Рисунок на бумаге

Евгений Каневский
Зал взорвался аплодисментами.
Иллюзионист в знак признательности
коротко кивнул головой, подхватил
красное полотнище, под которым только
что бесследно исчез автомобиль и
удалился за кулисы. Куда делись
старенькие "жигули" никто так и не
понял.
***
 Петрович искоса взглянул на
поникшего человека в кресле напротив и
сокрушенно вздохнул. "Грановский Иван
Петрович, директор" - так значилось на
табличке, украшавшей дверь его
скромного кабинета, но весь цирковой
коллектив обращался к нему просто, по
отчеству и его это ничуть не задевало.
Душевный и отзывчивый человек, он
был в курсе всех проблем своих
подопечных, всегда готов был выслушать
и поддержать - морально и, по
возможности, материально.
 Вот и сейчас,
глядя на сгорбившегося Володьку, в
одночасье превратившегося из
великолепного и блистательного
Вольдемара Пента, в раздавленного
горем старика, его душа рвалась на части
от сострадания.
- Крепись, дружище...
Многое в жизни зависит от нашей воли,
но есть и такое, чего не избежать...
- Эх, Петрович... Всё я знаю и понимаю, да как
сердцу это объяснить?
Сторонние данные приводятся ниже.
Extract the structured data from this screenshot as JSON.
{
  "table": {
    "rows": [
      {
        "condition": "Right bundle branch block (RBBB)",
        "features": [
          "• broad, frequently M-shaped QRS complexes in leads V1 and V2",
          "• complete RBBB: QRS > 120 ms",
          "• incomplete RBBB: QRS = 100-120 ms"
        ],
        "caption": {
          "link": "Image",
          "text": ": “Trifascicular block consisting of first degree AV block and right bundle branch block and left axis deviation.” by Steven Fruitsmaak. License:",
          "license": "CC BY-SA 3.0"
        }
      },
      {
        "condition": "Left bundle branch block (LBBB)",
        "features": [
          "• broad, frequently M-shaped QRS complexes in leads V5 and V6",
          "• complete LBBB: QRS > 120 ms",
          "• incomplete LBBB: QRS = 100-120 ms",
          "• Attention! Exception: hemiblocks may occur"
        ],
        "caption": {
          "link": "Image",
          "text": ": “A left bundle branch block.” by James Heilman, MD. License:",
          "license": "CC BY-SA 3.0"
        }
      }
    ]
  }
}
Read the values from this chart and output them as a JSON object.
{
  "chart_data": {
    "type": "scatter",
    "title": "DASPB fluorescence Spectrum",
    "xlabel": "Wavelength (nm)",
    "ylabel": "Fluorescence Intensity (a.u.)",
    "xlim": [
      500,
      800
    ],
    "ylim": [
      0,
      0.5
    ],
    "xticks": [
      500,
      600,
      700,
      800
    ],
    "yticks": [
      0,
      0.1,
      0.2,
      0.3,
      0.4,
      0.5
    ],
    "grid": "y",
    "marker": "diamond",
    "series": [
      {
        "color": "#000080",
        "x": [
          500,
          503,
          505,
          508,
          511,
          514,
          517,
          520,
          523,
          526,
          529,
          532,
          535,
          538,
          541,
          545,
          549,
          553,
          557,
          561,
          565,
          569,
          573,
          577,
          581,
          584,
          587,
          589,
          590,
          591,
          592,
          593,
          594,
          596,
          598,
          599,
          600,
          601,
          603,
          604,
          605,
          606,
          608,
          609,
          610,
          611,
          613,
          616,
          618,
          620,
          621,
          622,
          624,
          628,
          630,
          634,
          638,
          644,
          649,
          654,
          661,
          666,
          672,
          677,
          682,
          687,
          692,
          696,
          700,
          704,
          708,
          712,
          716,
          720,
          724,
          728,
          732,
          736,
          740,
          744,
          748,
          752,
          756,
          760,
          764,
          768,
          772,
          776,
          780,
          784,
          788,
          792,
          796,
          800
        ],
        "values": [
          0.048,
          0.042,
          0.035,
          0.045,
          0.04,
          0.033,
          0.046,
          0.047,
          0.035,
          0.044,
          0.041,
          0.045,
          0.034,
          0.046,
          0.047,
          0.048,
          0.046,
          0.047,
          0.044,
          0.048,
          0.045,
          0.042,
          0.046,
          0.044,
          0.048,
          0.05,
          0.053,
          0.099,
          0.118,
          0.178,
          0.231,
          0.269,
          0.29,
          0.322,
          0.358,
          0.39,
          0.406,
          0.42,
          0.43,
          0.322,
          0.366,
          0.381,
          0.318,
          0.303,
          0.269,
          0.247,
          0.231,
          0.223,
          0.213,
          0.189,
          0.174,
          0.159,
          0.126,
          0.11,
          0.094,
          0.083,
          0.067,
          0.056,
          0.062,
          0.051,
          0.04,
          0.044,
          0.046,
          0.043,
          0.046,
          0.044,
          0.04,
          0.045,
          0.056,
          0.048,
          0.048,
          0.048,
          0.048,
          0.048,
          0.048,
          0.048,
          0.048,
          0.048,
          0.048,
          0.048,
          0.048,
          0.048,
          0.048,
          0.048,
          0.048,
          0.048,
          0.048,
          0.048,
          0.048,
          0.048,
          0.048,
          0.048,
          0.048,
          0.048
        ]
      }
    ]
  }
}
Захлебывается
оно...
 Разговор этот происходил через
полтора часа после рокового звонка из
больницы, когда тусклый голос лечащего
врача сообщил о смерти Володькиной
жены.
 Петрович разлил остатки коньяка
по стаканам.
- Ну, давай, по последней, за
упокой души... И это... Ты отдохни
недельку-другую, на представления не
ходи, погуляй, развейся...
-Спасибо,
Ваня... Наверное, так и сделаю. Но
сегодня последний раз выступлю... - глаза
фокусника (от коньяка?) засветились
лихорадочным блеском. - Только в
больницу съезжу...
***
 Коллеги по цеху
не раз пытались выведать секреты его
трюков, внимательно вглядываясь в
ловкий танец рук, пробовали повторить,
но безрезультатно - никто так и не смог
допустить, что на их глазах вершится
настоящее чудо. А Вольдемар смеялся...
Умение поворачивать предметы ОСОБЫМ
способом пришло к нему ещё в детстве -
и ни разу не подводило. Он связал свою
жизнь с шоу, но это не помешало
молодому артисту тщательно изучить
геометрию (в том числе
пространственную и неэвклидову), физику
объемных тел и топологию. Суть он
уяснил, действо было похоже на то, как
лист бумаги, развернутый плоскостью к
глазам зрителя, внезапно поворачивали
торцом. Конечно, даже самый тонкий
лист, всё же имеет толщину, и будет
заметен наблюдателю. Зато когда он
касался (толкал? разворачивал?) объекты
своим неуловимо-отточеным движением -
те переставали существовать в
трехмерном мире.
***
 Тишина этого
места могла показаться даже приятной,
если бы не была такой обречённой. Он
смотрел на покрытое простыней тело на
каталке и в глазах всё плыло. В душе
поднималась волна обиды и
безысходности - навсегда, это навсегда...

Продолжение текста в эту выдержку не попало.